To: Dont Mention the War
You've tried this . . can I ask you something ?
1) What if I take the Rush Limbaugh Internet feed and rip every segment into it's own MP3, making sure to skip the commercials, turn around a Podcast each segment as it's finished, I could have a show that's only time shifted 10-20 mins and available for all.
2) What if I just play back all the MP3s on my hard drive ?
In both situations, am I not inviting a lawsuit for distribution of copyrighted goods ?
12 posted on
02/07/2005 5:21:20 AM PST by
ChadGore
(VISUALIZE 62,041,268 Bush fans.)
To: ChadGore; All
This is an excellent opportunity to bring the whole P2P thing into an forest vs tree situation. Several years ago, Rush came out against the napster concept, calling it stealing or something for nothing mindset.
He was concurrently extolling the virtues of tiVoing. How he was able to tiVo the football games and watch them without the commercials. I'm sure many of us have tried to contact Rush and chat regarding whatever issue on the table.
I tried to call and "debate" with him about the philosophy of P2P vs tiVo. How could he be against P2P yet support tiVo.
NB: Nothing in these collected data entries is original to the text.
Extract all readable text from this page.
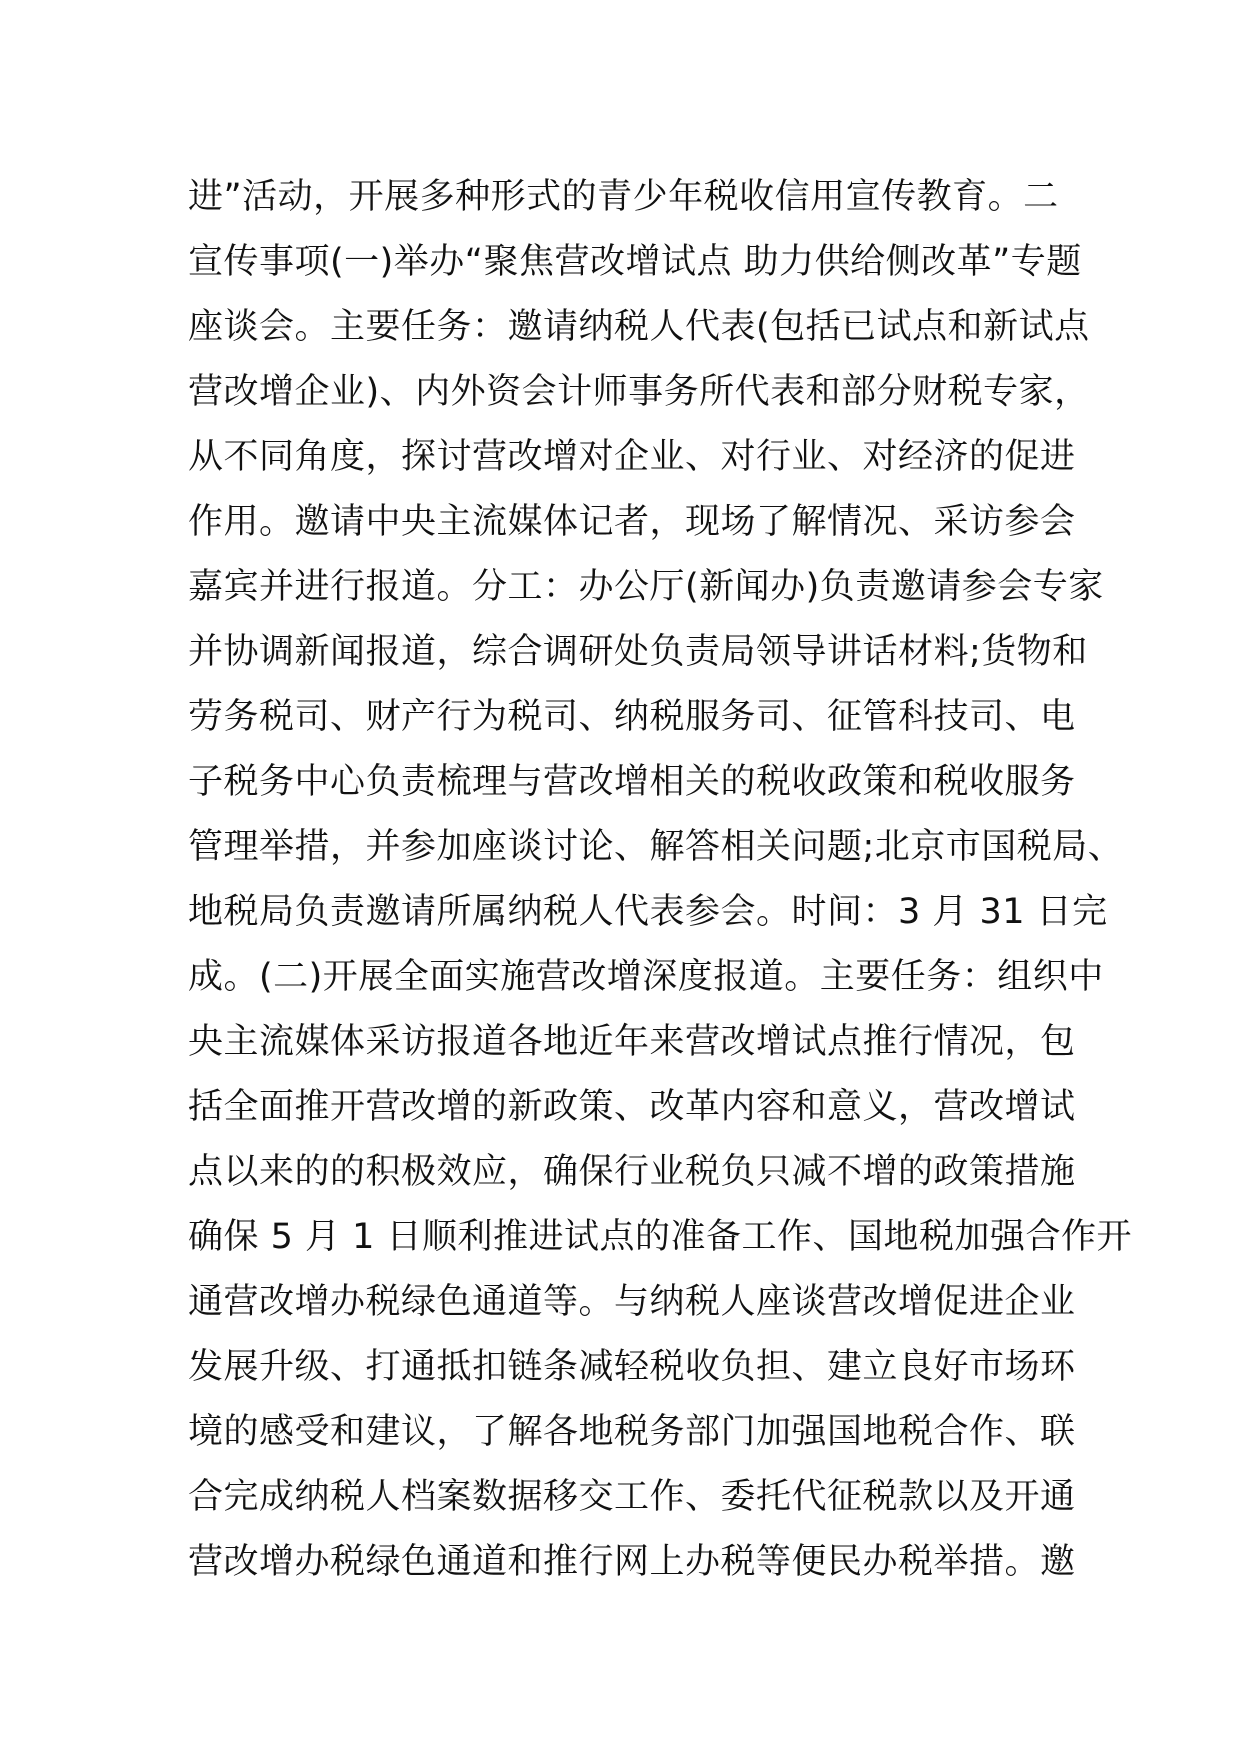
进”活动，开展多种形式的青少年税收信用宣传教育。二
宣传事项(一)举办“聚焦营改增试点 助力供给侧改革”专题
座谈会。主要任务：邀请纳税人代表(包括已试点和新试点
营改增企业)、内外资会计师事务所代表和部分财税专家，
从不同角度，探讨营改增对企业、对行业、对经济的促进
作用。邀请中央主流媒体记者，现场了解情况、采访参会
嘉宾并进行报道。分工：办公厅(新闻办)负责邀请参会专家
并协调新闻报道，综合调研处负责局领导讲话材料;货物和
劳务税司、财产行为税司、纳税服务司、征管科技司、电
子税务中心负责梳理与营改增相关的税收政策和税收服务
管理举措，并参加座谈讨论、解答相关问题;北京市国税局、
地税局负责邀请所属纳税人代表参会。时间：3 月 31 日完
成。(二)开展全面实施营改增深度报道。主要任务：组织中
央主流媒体采访报道各地近年来营改增试点推行情况，包
括全面推开营改增的新政策、改革内容和意义，营改增试
点以来的的积极效应，确保行业税负只减不增的政策措施
确保 5 月 1 日顺利推进试点的准备工作、国地税加强合作开
通营改增办税绿色通道等。与纳税人座谈营改增促进企业
发展升级、打通抵扣链条减轻税收负担、建立良好市场环
境的感受和建议，了解各地税务部门加强国地税合作、联
合完成纳税人档案数据移交工作、委托代征税款以及开通
营改增办税绿色通道和推行网上办税等便民办税举措。邀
Those football games are brought to the public by the dollars of the advertisers. To watch an event without watching the commercials is just as much stealing as filesharing. You're trying to get something for nothing.
Rationalize as much as you want, they are the same thing.
//stepping down from soapbox//
15 posted on
02/07/2005 11:14:22 AM PST by
olde north church
(Powerful is the hand that holds the keys to Heaven.)
To: ChadGore
In both situations, am I not inviting a lawsuit for distribution of copyrighted goods ?In the first situation, you would be, in theory. In reality, however, they'd probably never notice (or care, if they did notice) unless you started getting hundreds of thousands of downloads per day. But even then, all they'd do is send you a cease-and-desist letter. As long as you complied with that letter, they wouldn't waste the cash on a lawsuit.
In the second situation, however, it's perfectly legal. As long as the files are for your own personal use, you can play them back however you like. It's no different from buying one of those modified cassette decks that people use to record entire three-hour shows on one side of a tape, and they used to be a Rush advertiser. (Of course, there's also no way for them to even tell you saved the Internet stream to your hard drive in the first place.)
16 posted on
02/07/2005 11:46:42 AM PST by
Dont Mention the War
(Liberal radio can be summed up in five words: Dead air, um, dead air.)